Не страшна нам бомбежка любая…
Мишка подхватил, и допели они дружно:
Помирать нам рановато:
Есть у нас еще дома дела!
…Раскаленный город жил другой, отличной от степной, шумной и суетливой жизнью. Здесь не встретишь сонного старика с папироской, прилипшей к губе, сидящего в тени штакетника, на скамеечке в окружении сонных кур и кошки под скамейкой, которая ленится их ловить. Здесь не слышно цикад, и ночью небо не мерцает звездами. Его застилает свет множества огней, которые, как говорят, видно даже из самолета. Мишка никогда не летал на самолете и не мог подтвердить правдивость этого утверждения. Здесь не пахнет травой, а только бензином и раскаленным асфальтом, в который проваливаются женские каблучки. Здесь толпы незнакомых друг с другом людей снуют взад и вперед в хаотичном и кажущемся со стороны бессмысленным движении. Здесь нет ветра: воздух замер в неподвижности, им невозможно дышать, настолько он раскален и пропитан бензиновыми парами, духами-одеколонами горожан и запахами ресторанных кухонь, где готовят быстро и невкусно.

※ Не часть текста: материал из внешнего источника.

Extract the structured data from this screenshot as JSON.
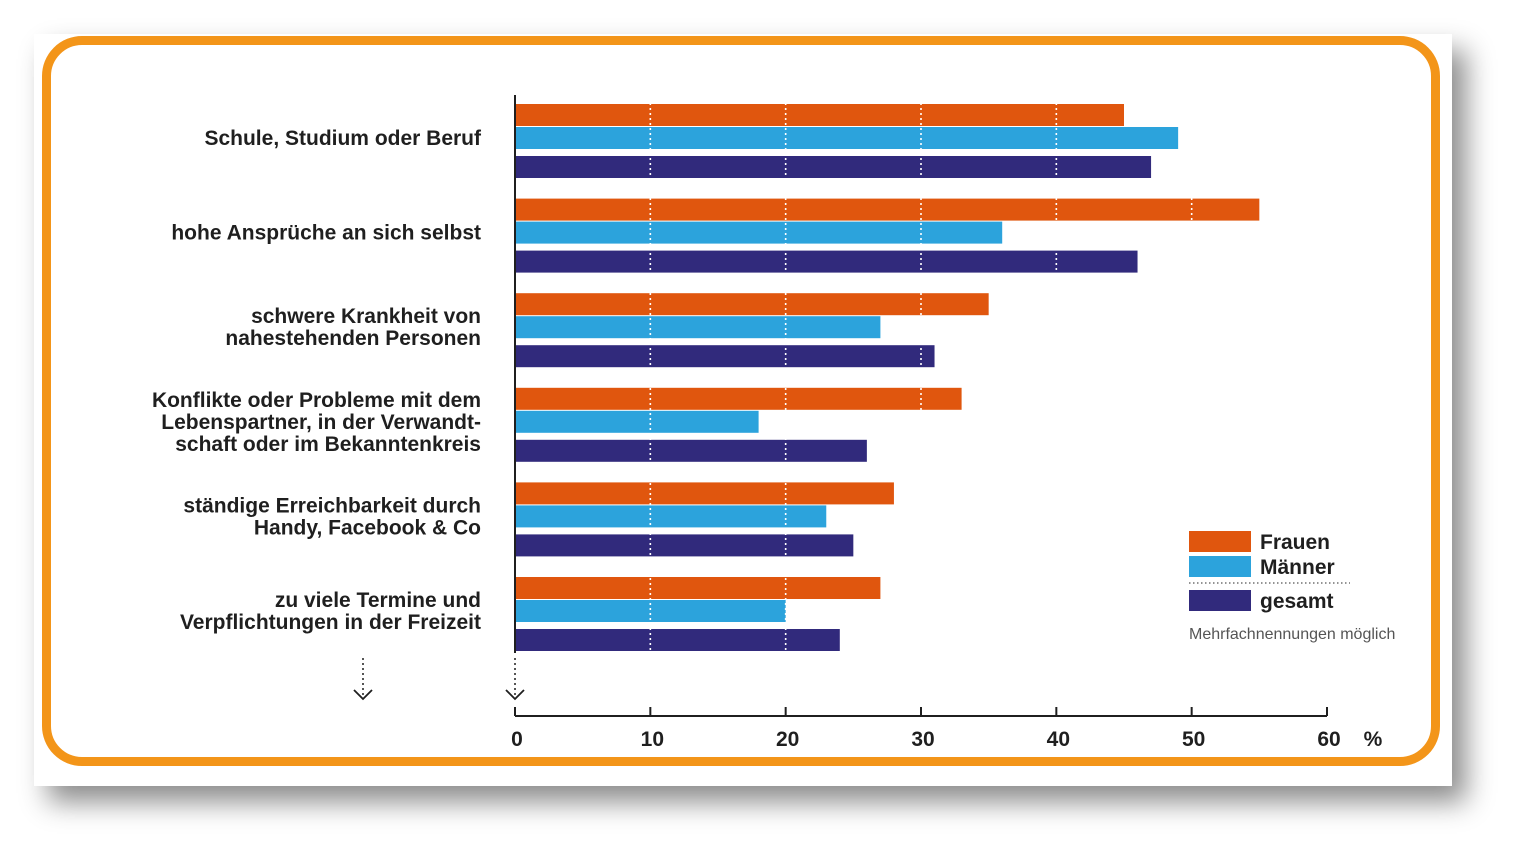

В степи, несмотря на жару, ветер все же был. Он освежал и дурманил ароматами земли, травы, заячьих нор – с характерным запахом шерсти животного. Пьянил речным духом. Степной ветер напоминал протяжные казачьи песни, рождавшиеся в этих местах и редкими отголосками звучавшие в нынешнем поколении. Современники все больше слушали электронную музыку, а вернее, сочетание мертворожденных звуков, заставлявших впадать в состояние полного отупения или глуповатой радости. Но старинные песни, спетые живыми, теплыми голосами, воскрешали потерянные на новой музыкальной ниве ду́ши и помогали дышать полной грудью и чувствовать в полную силу.
В городе Мишка ценил только одно – книжный магазин. Запах в канцелярском отделе сводил его с ума. Новые карандаши, ластики, тетрадки, альбомы… Ему нравились мелкие разнообразные, цветные предметы, которыми было очень приятно пользоваться не только в школе.